Pi Greek Day: Google calculates 31 trillion digits

Developer Emma Haruka Iwao set an incredible record using Mountain View's cloud computing system. Here are the details

On March 14, 1988, physicist Larry Shaw first organized Pi Day, a day of celebration in honor of the Greek Pi. The date coincides with both Albert Einstein's birthday and the death of Stephen Hawking, two of the greatest scientists in history. The day has a fundamental value for geeks and nerds, a bit like Valentine's Day for lovers.

Each year more and more initiatives are dedicated to the mysterious number. But this year the celebrations will be really special. Google developer Emma Haruka Iwao, has honored Pi Greek Day in a special way, setting the most accurate value of Pi Greek and thus achieving a new world record. For the first time, she calculated 31 million billion digits of Pi, exactly 31,415,926,535,897. The miracle was accomplished using the Google Cloud platform. This is an important step for the scientific and mathematical world.

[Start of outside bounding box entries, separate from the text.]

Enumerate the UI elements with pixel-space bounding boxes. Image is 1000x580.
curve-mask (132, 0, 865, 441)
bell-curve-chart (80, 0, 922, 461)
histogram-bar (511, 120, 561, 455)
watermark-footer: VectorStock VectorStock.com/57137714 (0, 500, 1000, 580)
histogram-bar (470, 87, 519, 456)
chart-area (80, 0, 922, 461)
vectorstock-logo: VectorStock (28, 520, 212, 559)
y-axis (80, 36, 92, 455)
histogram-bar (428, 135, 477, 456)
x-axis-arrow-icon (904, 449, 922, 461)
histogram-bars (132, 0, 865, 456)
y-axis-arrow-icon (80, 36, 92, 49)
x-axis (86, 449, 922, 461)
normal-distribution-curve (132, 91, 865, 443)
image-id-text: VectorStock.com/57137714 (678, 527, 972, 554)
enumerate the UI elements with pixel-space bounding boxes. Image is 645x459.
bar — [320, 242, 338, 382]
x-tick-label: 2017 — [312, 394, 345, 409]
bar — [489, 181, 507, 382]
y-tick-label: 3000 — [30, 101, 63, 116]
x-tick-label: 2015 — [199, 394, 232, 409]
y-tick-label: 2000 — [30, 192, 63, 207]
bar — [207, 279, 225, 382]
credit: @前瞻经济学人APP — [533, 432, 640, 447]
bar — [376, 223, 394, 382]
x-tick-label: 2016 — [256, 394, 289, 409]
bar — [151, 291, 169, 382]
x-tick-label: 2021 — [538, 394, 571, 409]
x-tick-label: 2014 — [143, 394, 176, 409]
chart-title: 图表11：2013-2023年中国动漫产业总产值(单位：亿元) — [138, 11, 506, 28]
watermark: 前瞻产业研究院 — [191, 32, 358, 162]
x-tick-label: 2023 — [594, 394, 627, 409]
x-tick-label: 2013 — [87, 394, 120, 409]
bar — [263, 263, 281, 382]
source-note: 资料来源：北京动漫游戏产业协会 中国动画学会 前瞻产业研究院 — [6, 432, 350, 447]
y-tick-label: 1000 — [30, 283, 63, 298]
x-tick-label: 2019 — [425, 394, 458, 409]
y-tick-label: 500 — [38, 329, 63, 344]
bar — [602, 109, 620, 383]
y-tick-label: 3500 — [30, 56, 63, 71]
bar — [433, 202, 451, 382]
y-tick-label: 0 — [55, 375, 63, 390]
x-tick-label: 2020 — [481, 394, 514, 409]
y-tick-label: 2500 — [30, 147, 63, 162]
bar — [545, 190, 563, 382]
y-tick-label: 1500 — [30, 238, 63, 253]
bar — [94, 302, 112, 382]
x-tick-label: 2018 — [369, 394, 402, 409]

Pi Greek Day: developer Emma Haruka Iwao's record

Japanese developer Emma Haruka Iwao has joined the Guinness World Record on Pi Greek Day, also known as Pi Day. Under the supervision of her supervisor Daisuke Takahashi, a professor at the University of Tsukuba's Center for Computational Sciences, she managed to calculate 31 trillion PI numbers using Google's cloud computing system. This is an incredible achievement, considering the 17.3 trillion achieved by professor Bill Gosper in 1985 and the previous record of 22.4 trillion set by Peter Trueb in 2016.

To get to this result, it took the woman 121 days, while the process required the use of 25 Google Cloud systems. All the while, the infrastructure and machines worked non-stop, not least because the computation would fail if there were any interruptions. In fact, such intense work, combined with the huge amount of memory required, could have given problems. But this didn't happen and in the end 170 terabytes of hard disk space were occupied to complete the calculation.

Google, thanks to the work of Emma Haruka Iwao, has therefore managed to demonstrate that Mountain View's cloud computing system can also be used to solve many complex mathematical problems. The procedure of the calculation has been published within the official Google Cloud blog.